3.3. Evaluation of the New-Type Urbanization and Urban Infrastructure, Urban Environment (NTU-UI-UE) Subsystems

NTU-UI-UE is a huge complex system which has the characteristics of an element set, clear hierarchy, strong correlation and internal nonlinear effect. According to the dissipation theory, the internal positive entropy flow is the main cause of system disorders in the process of system evolution. With the increase in positive entropy, the degree of the internal system disorder is deepened [47].

In the evolution process of NTU-UI-UE, the interaction of internal factors of the system as the internal positive entropy flow is the main reason for the disordered development of the system. Therefore, it is necessary to clarify the internal problems of the system, provide materials for the internal system through external urban planning, and promote information exchange. Therefore, to determine the weight of NTU-UI-UE indicators, the entropy weight method based on the degree of chaos (entropy) within the system should be selected as the evaluation method.

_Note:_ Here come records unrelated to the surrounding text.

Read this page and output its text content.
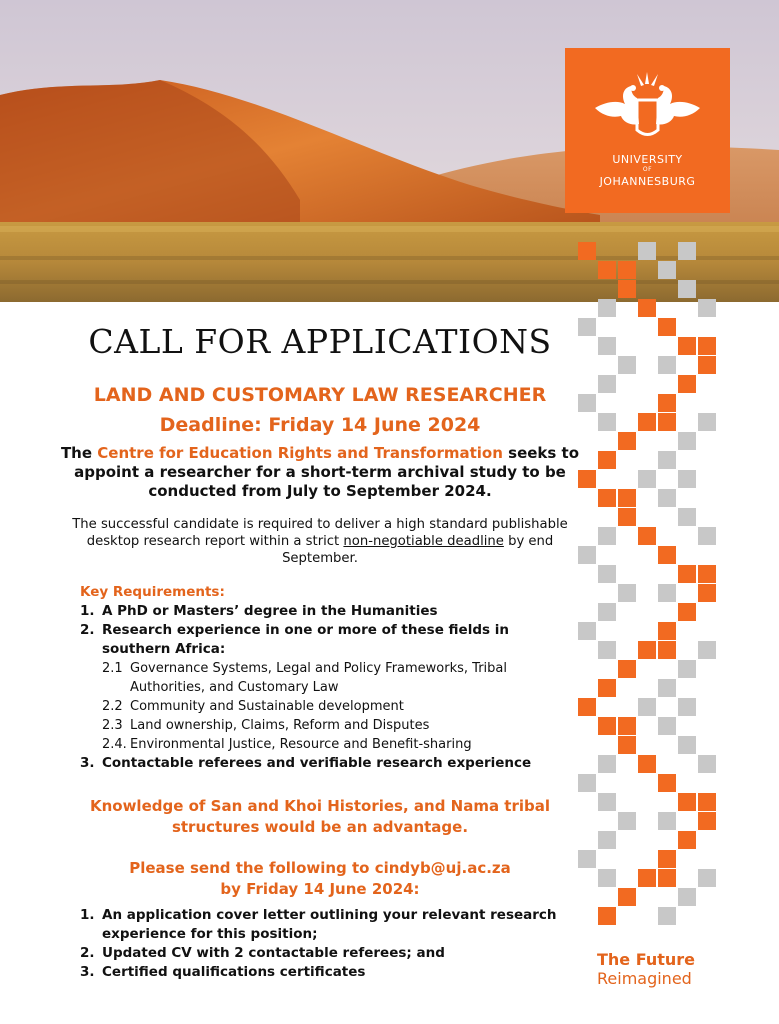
UNIVERSITY
OF
JOHANNESBURG
CALL FOR APPLICATIONS
LAND AND CUSTOMARY LAW RESEARCHER
Deadline: Friday 14 June 2024
The Centre for Education Rights and Transformation seeks to appoint a researcher for a short-term archival study to be conducted from July to September 2024.
The successful candidate is required to deliver a high standard publishable desktop research report within a strict non-negotiable deadline by end September.
Key Requirements:
1. A PhD or Masters’ degree in the Humanities
2. Research experience in one or more of these fields in southern Africa:
2.1 Governance Systems, Legal and Policy Frameworks, Tribal Authorities, and Customary Law
2.2 Community and Sustainable development
2.3 Land ownership, Claims, Reform and Disputes
2.4. Environmental Justice, Resource and Benefit-sharing
3. Contactable referees and verifiable research experience
Knowledge of San and Khoi Histories, and Nama tribal structures would be an advantage.
Please send the following to cindyb@uj.ac.za
by Friday 14 June 2024:
1. An application cover letter outlining your relevant research experience for this position;
2. Updated CV with 2 contactable referees; and
3. Certified qualifications certificates
The Future
Reimagined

Entropy is an important concept in the second law of thermodynamics to characterize the state of matter, which was originally introduced to the information theory by Shannon [48] to represent the degree of uncertainty, and is now commonly used in the field of urban development [12].

According to the methods above, the collected data were standardized by Formula (1) in positive and negative dimensions, respectively.

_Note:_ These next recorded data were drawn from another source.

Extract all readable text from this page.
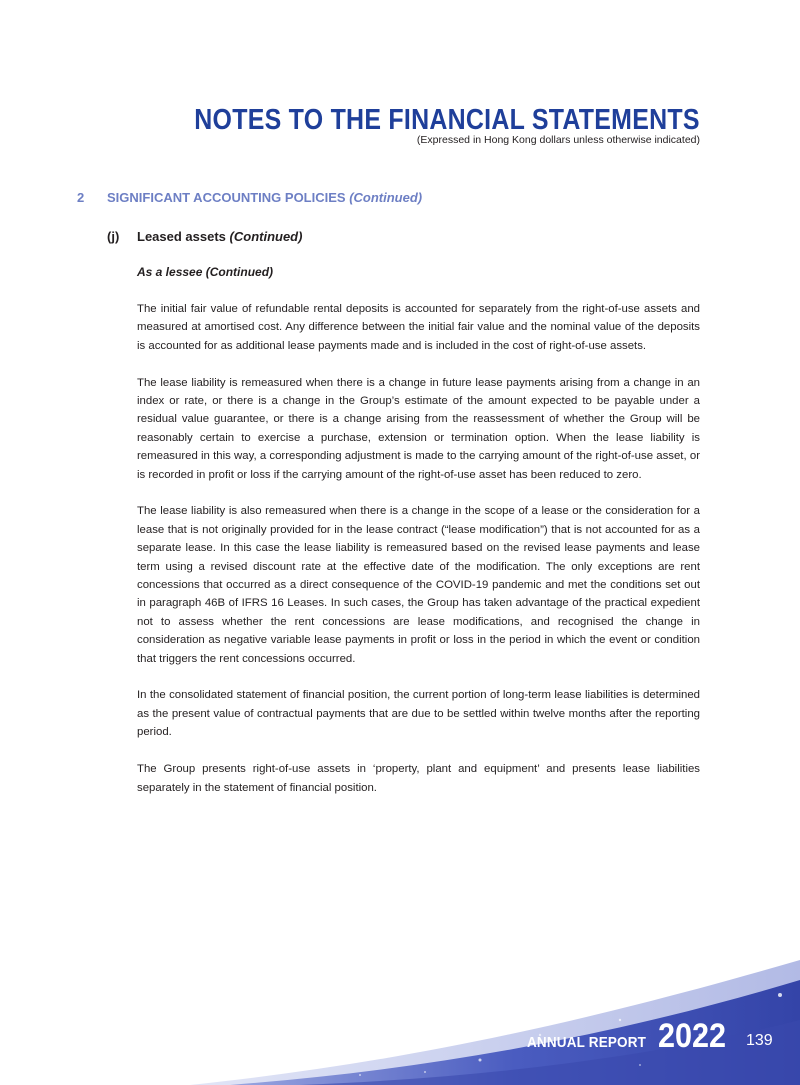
NOTES TO THE FINANCIAL STATEMENTS
(Expressed in Hong Kong dollars unless otherwise indicated)
2 SIGNIFICANT ACCOUNTING POLICIES (Continued)
(j) Leased assets (Continued)
As a lessee (Continued)

The initial fair value of refundable rental deposits is accounted for separately from the right-of-use assets and measured at amortised cost. Any difference between the initial fair value and the nominal value of the deposits is accounted for as additional lease payments made and is included in the cost of right-of-use assets.

The lease liability is remeasured when there is a change in future lease payments arising from a change in an index or rate, or there is a change in the Group’s estimate of the amount expected to be payable under a residual value guarantee, or there is a change arising from the reassessment of whether the Group will be reasonably certain to exercise a purchase, extension or termination option. When the lease liability is remeasured in this way, a corresponding adjustment is made to the carrying amount of the right-of-use asset, or is recorded in profit or loss if the carrying amount of the right-of-use asset has been reduced to zero.

The lease liability is also remeasured when there is a change in the scope of a lease or the consideration for a lease that is not originally provided for in the lease contract (“lease modification”) that is not accounted for as a separate lease. In this case the lease liability is remeasured based on the revised lease payments and lease term using a revised discount rate at the effective date of the modification. The only exceptions are rent concessions that occurred as a direct consequence of the COVID-19 pandemic and met the conditions set out in paragraph 46B of IFRS 16 Leases. In such cases, the Group has taken advantage of the practical expedient not to assess whether the rent concessions are lease modifications, and recognised the change in consideration as negative variable lease payments in profit or loss in the period in which the event or condition that triggers the rent concessions occurred.

In the consolidated statement of financial position, the current portion of long-term lease liabilities is determined as the present value of contractual payments that are due to be settled within twelve months after the reporting period.

The Group presents right-of-use assets in ‘property, plant and equipment’ and presents lease liabilities separately in the statement of financial position.

ANNUAL REPORT 2022 139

$$\left\{\begin{array}{c}{Y}_{ij}^{+}=\frac{X_{ij}-X_{\min }}{X_{\max }-X_{\min }}\\ Y_{ij}^{-}=\frac{X_{\max }-X_{ij}}{X_{\max }-X_{\min }}\end{array}\right.$$

(1)

where $Y_{ij}$ represented the value of index $j$, in year i; $i=1,2,\dots ,n$; $j=1,2,\dots ,m$;

$X_{\max }$ and $X_{\min }$ were, respectively, the maximum and minimum value of index $j$.

$Y_{ij}\in [0,1]$, as the number of indicators grew, the subsystem became better, which indicates that the influence of the indicators on the subsystem was positive. Conversely, the influence of the indicators was negative.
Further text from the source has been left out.